De zon scheen zwakjes aan de hemel en wierp een warmte die de lucht nauwelijks raakte. Sophie zat met gekruiste benen in het gras en keek hoe de mist tussen de bomen optrok. "Het voelt nu anders," zei ze zachtjes. "Hetzelfde uitzicht – maar we zijn niet meer dezelfde mensen."
"Nee," beaamde Erik. "Maar misschien is dat juist de bedoeling. We kwamen terug om ons te herinneren wie we waren en te zien wie we geworden zijn."
Even viel er een stilte – een aangename stilte, gevuld met de wind, het gefluister van bladeren en het vage gezoem van de verte.
Anna schonk nog wat koffie in, haar handen om het kopje geklemd. "Denk je er wel eens aan," zei ze, "dat de beste vriendschappen misschien wel die zijn die met de tijd vergaan? We dommelden allemaal in slaap, maar op de een of andere manier..." Ze gebaarde de kring rond. "Op de een of andere manier vonden we de weg terug."
Lukas leunde achterover, zijn ogen gericht op de lucht. "Dat doen we altijd."
Ze bleven daar urenlang staan kijken naar de schaduwen die zich over de bergen uitstrekten. Toen ze eindelijk afdaalden, was het licht goudgeel geworden en dwarrelden stofdeeltjes als vonken in de lucht. Clara bleef achterin staan en maakte foto's – de manier waarop het licht op de bast viel, de kromming van Eriks schouder tegen de vervagende horizon, de kleine afstand tussen lachen en weerspiegeling.
Tegen de tijd dat ze het begin van het pad weer bereikten, was de eerste avondkou ingetreden. De lucht rook naar houtrook van een nabijgelegen hut en iemands schoorsteen wierp een dun sliertje op in de schemering.
"Dezelfde herberg als voorheen?" vroeg Lukas.
"Natuurlijk," zei Anna. "Anders zou het geen traditie zijn."
De herberg stond aan de rand van het dorp, de ramen gloeiden amberkleurig tegen de donker wordende hemel. Binnen knetterde het vuur en pruttelde de soep op het fornuis. Ze vonden een lange houten tafel bij de haard, trokken hun jassen uit en wreven de warmte terug in hun vingers.
Het gesprek kwam weer op gang – over de route, het uitzicht, de oude verhalen die ze al honderd keer hadden verteld en waar ze nog steeds om lachten. Erik hief halverwege het diner zijn glas. "Op alles," zei hij. "De wandelingen, de jaren en de vrienden die nooit echt ergens heen gingen."
De glazen klonken.
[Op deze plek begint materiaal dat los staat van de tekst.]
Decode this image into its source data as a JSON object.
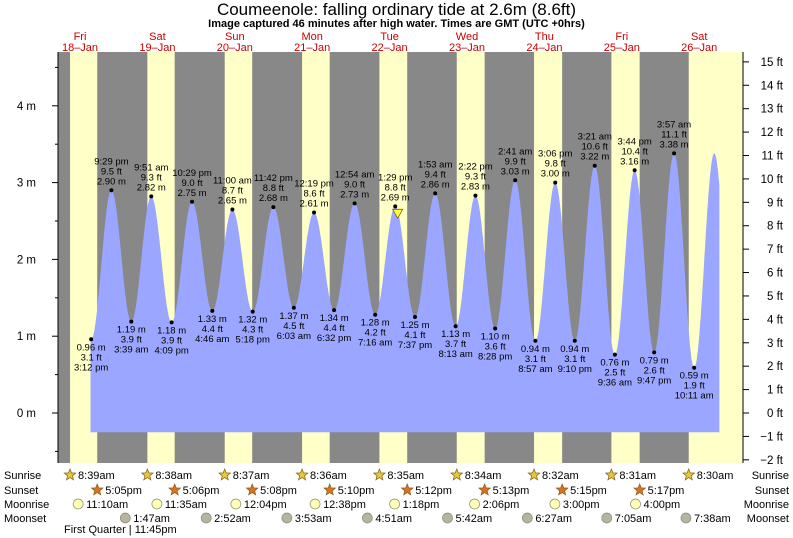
{
  "title": "Coumeenole: falling  ordinary tide at 2.6m (8.6ft)",
  "subtitle": "Image captured 46 minutes after high water. Times are GMT (UTC +0hrs)",
  "colors": {
    "night": "#888888",
    "day": "#ffffc8",
    "tide": "#9aa6ff",
    "date_text": "#cc0000",
    "sun_icon": "#e8c830",
    "sunset_icon": "#e07020",
    "moonrise_icon": "#ffffb4",
    "moonset_icon": "#b4b4a0"
  },
  "dates": [
    {
      "day": "Fri",
      "date": "18–Jan"
    },
    {
      "day": "Sat",
      "date": "19–Jan"
    },
    {
      "day": "Sun",
      "date": "20–Jan"
    },
    {
      "day": "Mon",
      "date": "21–Jan"
    },
    {
      "day": "Tue",
      "date": "22–Jan"
    },
    {
      "day": "Wed",
      "date": "23–Jan"
    },
    {
      "day": "Thu",
      "date": "24–Jan"
    },
    {
      "day": "Fri",
      "date": "25–Jan"
    },
    {
      "day": "Sat",
      "date": "26–Jan"
    }
  ],
  "left_axis": {
    "labels": [
      "0 m",
      "1 m",
      "2 m",
      "3 m",
      "4 m"
    ]
  },
  "right_axis": {
    "labels": [
      "−2 ft",
      "−1 ft",
      "0 ft",
      "1 ft",
      "2 ft",
      "3 ft",
      "4 ft",
      "5 ft",
      "6 ft",
      "7 ft",
      "8 ft",
      "9 ft",
      "10 ft",
      "11 ft",
      "12 ft",
      "13 ft",
      "14 ft",
      "15 ft"
    ]
  },
  "chart_data": {
    "type": "area",
    "title": "Coumeenole: falling  ordinary tide at 2.6m (8.6ft)",
    "y_unit": "m",
    "ylim": [
      -0.25,
      4.7
    ],
    "x_range": [
      "18-Jan 15:00",
      "26-Jan 18:00"
    ],
    "current_level": {
      "time": "22-Jan 14:15",
      "m": 2.6,
      "ft": 8.6
    },
    "extremes": [
      {
        "type": "low",
        "time": "18-Jan 15:12",
        "time_label": "3:12 pm",
        "m": "0.96 m",
        "ft": "3.1 ft",
        "value": 0.96
      },
      {
        "type": "high",
        "time": "18-Jan 21:29",
        "time_label": "9:29 pm",
        "m": "2.90 m",
        "ft": "9.5 ft",
        "value": 2.9
      },
      {
        "type": "low",
        "time": "19-Jan 03:39",
        "time_label": "3:39 am",
        "m": "1.19 m",
        "ft": "3.9 ft",
        "value": 1.19
      },
      {
        "type": "high",
        "time": "19-Jan 09:51",
        "time_label": "9:51 am",
        "m": "2.82 m",
        "ft": "9.3 ft",
        "value": 2.82
      },
      {
        "type": "low",
        "time": "19-Jan 16:09",
        "time_label": "4:09 pm",
        "m": "1.18 m",
        "ft": "3.9 ft",
        "value": 1.18
      },
      {
        "type": "high",
        "time": "19-Jan 22:29",
        "time_label": "10:29 pm",
        "m": "2.75 m",
        "ft": "9.0 ft",
        "value": 2.75
      },
      {
        "type": "low",
        "time": "20-Jan 04:46",
        "time_label": "4:46 am",
        "m": "1.33 m",
        "ft": "4.4 ft",
        "value": 1.33
      },
      {
        "type": "high",
        "time": "20-Jan 11:00",
        "time_label": "11:00 am",
        "m": "2.65 m",
        "ft": "8.7 ft",
        "value": 2.65
      },
      {
        "type": "low",
        "time": "20-Jan 17:18",
        "time_label": "5:18 pm",
        "m": "1.32 m",
        "ft": "4.3 ft",
        "value": 1.32
      },
      {
        "type": "high",
        "time": "20-Jan 23:42",
        "time_label": "11:42 pm",
        "m": "2.68 m",
        "ft": "8.8 ft",
        "value": 2.68
      },
      {
        "type": "low",
        "time": "21-Jan 06:03",
        "time_label": "6:03 am",
        "m": "1.37 m",
        "ft": "4.5 ft",
        "value": 1.37
      },
      {
        "type": "high",
        "time": "21-Jan 12:19",
        "time_label": "12:19 pm",
        "m": "2.61 m",
        "ft": "8.6 ft",
        "value": 2.61
      },
      {
        "type": "low",
        "time": "21-Jan 18:32",
        "time_label": "6:32 pm",
        "m": "1.34 m",
        "ft": "4.4 ft",
        "value": 1.34
      },
      {
        "type": "high",
        "time": "22-Jan 00:54",
        "time_label": "12:54 am",
        "m": "2.73 m",
        "ft": "9.0 ft",
        "value": 2.73
      },
      {
        "type": "low",
        "time": "22-Jan 07:16",
        "time_label": "7:16 am",
        "m": "1.28 m",
        "ft": "4.2 ft",
        "value": 1.28
      },
      {
        "type": "high",
        "time": "22-Jan 13:29",
        "time_label": "1:29 pm",
        "m": "2.69 m",
        "ft": "8.8 ft",
        "value": 2.69
      },
      {
        "type": "low",
        "time": "22-Jan 19:37",
        "time_label": "7:37 pm",
        "m": "1.25 m",
        "ft": "4.1 ft",
        "value": 1.25
      },
      {
        "type": "high",
        "time": "23-Jan 01:53",
        "time_label": "1:53 am",
        "m": "2.86 m",
        "ft": "9.4 ft",
        "value": 2.86
      },
      {
        "type": "low",
        "time": "23-Jan 08:13",
        "time_label": "8:13 am",
        "m": "1.13 m",
        "ft": "3.7 ft",
        "value": 1.13
      },
      {
        "type": "high",
        "time": "23-Jan 14:22",
        "time_label": "2:22 pm",
        "m": "2.83 m",
        "ft": "9.3 ft",
        "value": 2.83
      },
      {
        "type": "low",
        "time": "23-Jan 20:28",
        "time_label": "8:28 pm",
        "m": "1.10 m",
        "ft": "3.6 ft",
        "value": 1.1
      },
      {
        "type": "high",
        "time": "24-Jan 02:41",
        "time_label": "2:41 am",
        "m": "3.03 m",
        "ft": "9.9 ft",
        "value": 3.03
      },
      {
        "type": "low",
        "time": "24-Jan 08:57",
        "time_label": "8:57 am",
        "m": "0.94 m",
        "ft": "3.1 ft",
        "value": 0.94
      },
      {
        "type": "high",
        "time": "24-Jan 15:06",
        "time_label": "3:06 pm",
        "m": "3.00 m",
        "ft": "9.8 ft",
        "value": 3.0
      },
      {
        "type": "low",
        "time": "24-Jan 21:10",
        "time_label": "9:10 pm",
        "m": "0.94 m",
        "ft": "3.1 ft",
        "value": 0.94
      },
      {
        "type": "high",
        "time": "25-Jan 03:21",
        "time_label": "3:21 am",
        "m": "3.22 m",
        "ft": "10.6 ft",
        "value": 3.22
      },
      {
        "type": "low",
        "time": "25-Jan 09:36",
        "time_label": "9:36 am",
        "m": "0.76 m",
        "ft": "2.5 ft",
        "value": 0.76
      },
      {
        "type": "high",
        "time": "25-Jan 15:44",
        "time_label": "3:44 pm",
        "m": "3.16 m",
        "ft": "10.4 ft",
        "value": 3.16
      },
      {
        "type": "low",
        "time": "25-Jan 21:47",
        "time_label": "9:47 pm",
        "m": "0.79 m",
        "ft": "2.6 ft",
        "value": 0.79
      },
      {
        "type": "high",
        "time": "26-Jan 03:57",
        "time_label": "3:57 am",
        "m": "3.38 m",
        "ft": "11.1 ft",
        "value": 3.38
      },
      {
        "type": "low",
        "time": "26-Jan 10:11",
        "time_label": "10:11 am",
        "m": "0.59 m",
        "ft": "1.9 ft",
        "value": 0.59
      }
    ]
  },
  "astro": {
    "row_labels": {
      "sunrise": "Sunrise",
      "sunset": "Sunset",
      "moonrise": "Moonrise",
      "moonset": "Moonset"
    },
    "sunrise": [
      {
        "time": "18-Jan 08:39",
        "label": "8:39am"
      },
      {
        "time": "19-Jan 08:38",
        "label": "8:38am"
      },
      {
        "time": "20-Jan 08:37",
        "label": "8:37am"
      },
      {
        "time": "21-Jan 08:36",
        "label": "8:36am"
      },
      {
        "time": "22-Jan 08:35",
        "label": "8:35am"
      },
      {
        "time": "23-Jan 08:34",
        "label": "8:34am"
      },
      {
        "time": "24-Jan 08:32",
        "label": "8:32am"
      },
      {
        "time": "25-Jan 08:31",
        "label": "8:31am"
      },
      {
        "time": "26-Jan 08:30",
        "label": "8:30am"
      }
    ],
    "sunset": [
      {
        "time": "18-Jan 17:05",
        "label": "5:05pm"
      },
      {
        "time": "19-Jan 17:06",
        "label": "5:06pm"
      },
      {
        "time": "20-Jan 17:08",
        "label": "5:08pm"
      },
      {
        "time": "21-Jan 17:10",
        "label": "5:10pm"
      },
      {
        "time": "22-Jan 17:12",
        "label": "5:12pm"
      },
      {
        "time": "23-Jan 17:13",
        "label": "5:13pm"
      },
      {
        "time": "24-Jan 17:15",
        "label": "5:15pm"
      },
      {
        "time": "25-Jan 17:17",
        "label": "5:17pm"
      }
    ],
    "moonrise": [
      {
        "time": "18-Jan 11:10",
        "label": "11:10am"
      },
      {
        "time": "19-Jan 11:35",
        "label": "11:35am"
      },
      {
        "time": "20-Jan 12:04",
        "label": "12:04pm"
      },
      {
        "time": "21-Jan 12:38",
        "label": "12:38pm"
      },
      {
        "time": "22-Jan 13:18",
        "label": "1:18pm"
      },
      {
        "time": "23-Jan 14:06",
        "label": "2:06pm"
      },
      {
        "time": "24-Jan 15:00",
        "label": "3:00pm"
      },
      {
        "time": "25-Jan 16:00",
        "label": "4:00pm"
      }
    ],
    "moonset": [
      {
        "time": "19-Jan 01:47",
        "label": "1:47am"
      },
      {
        "time": "20-Jan 02:52",
        "label": "2:52am"
      },
      {
        "time": "21-Jan 03:53",
        "label": "3:53am"
      },
      {
        "time": "22-Jan 04:51",
        "label": "4:51am"
      },
      {
        "time": "23-Jan 05:42",
        "label": "5:42am"
      },
      {
        "time": "24-Jan 06:27",
        "label": "6:27am"
      },
      {
        "time": "25-Jan 07:05",
        "label": "7:05am"
      },
      {
        "time": "26-Jan 07:38",
        "label": "7:38am"
      }
    ],
    "moon_phase": "First Quarter | 11:45pm"
  }
}
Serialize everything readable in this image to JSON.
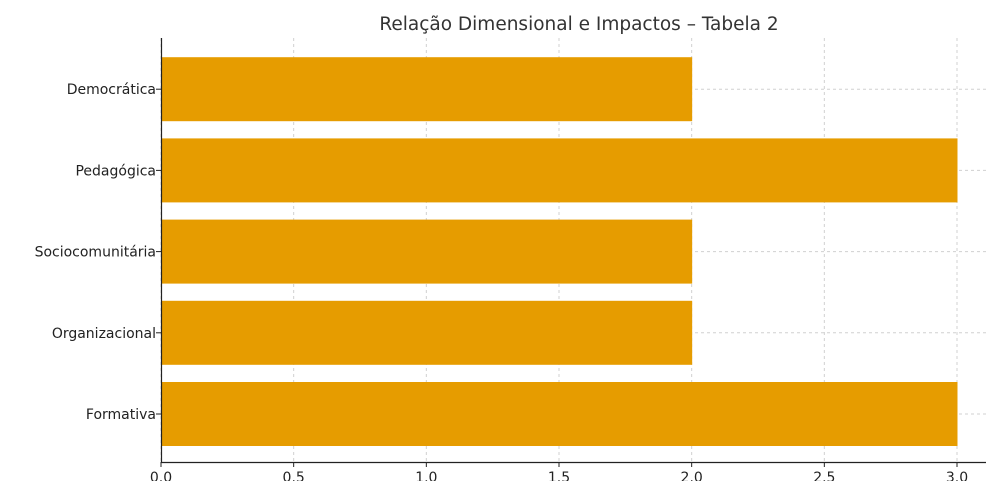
{
  "chart_data": {
    "type": "bar",
    "orientation": "horizontal",
    "title": "Relação Dimensional e Impactos – Tabela 2",
    "categories": [
      "Formativa",
      "Organizacional",
      "Sociocomunitária",
      "Pedagógica",
      "Democrática"
    ],
    "values": [
      3,
      2,
      2,
      3,
      2
    ],
    "xlim": [
      0,
      3.1
    ],
    "xticks": [
      "0.0",
      "0.5",
      "1.0",
      "1.5",
      "2.0",
      "2.5",
      "3.0"
    ],
    "xlabel": "",
    "ylabel": "",
    "grid": true,
    "bar_color": "#E69C00"
  }
}
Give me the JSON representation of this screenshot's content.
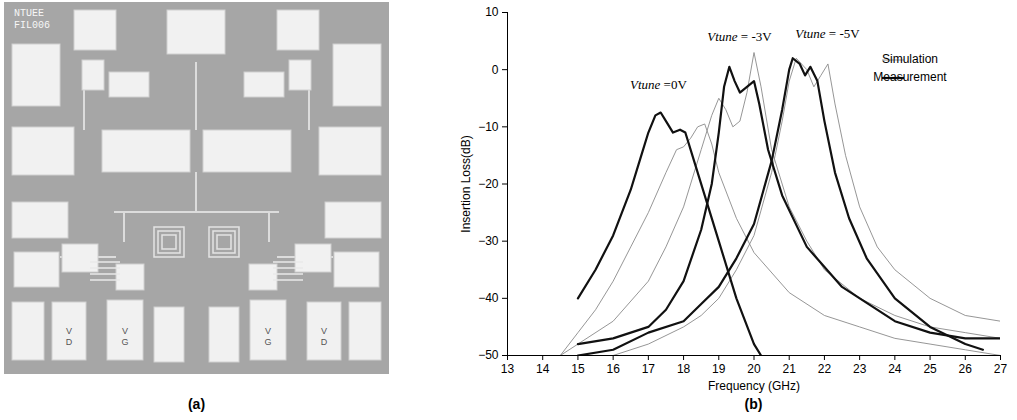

Het gelach steeg op.
Later, toen de nacht donkerder werd en de bergwind zachtjes tegen de ramen drukte, zette Clara haar camera op tafel, de lens weerkaatste het licht van het vuur. "Weet je," zei ze zachtjes, "we moeten volgend jaar terugkomen. Hetzelfde pad, dezelfde tijd."
Niemand protesteerde.
Buiten sliepen de bergen onder een zilveren maan, de laatste blaadjes dwarrelden zachtjes in de kou. Binnen zaten vijf vrienden dicht bij elkaar, hun gelach en verhalen weefden warmte tegen de rand van het seizoen – een herinnering dat sommige dingen, ongeacht hoeveel tijd er verstrijkt, altijd hun weg naar huis zullen vinden.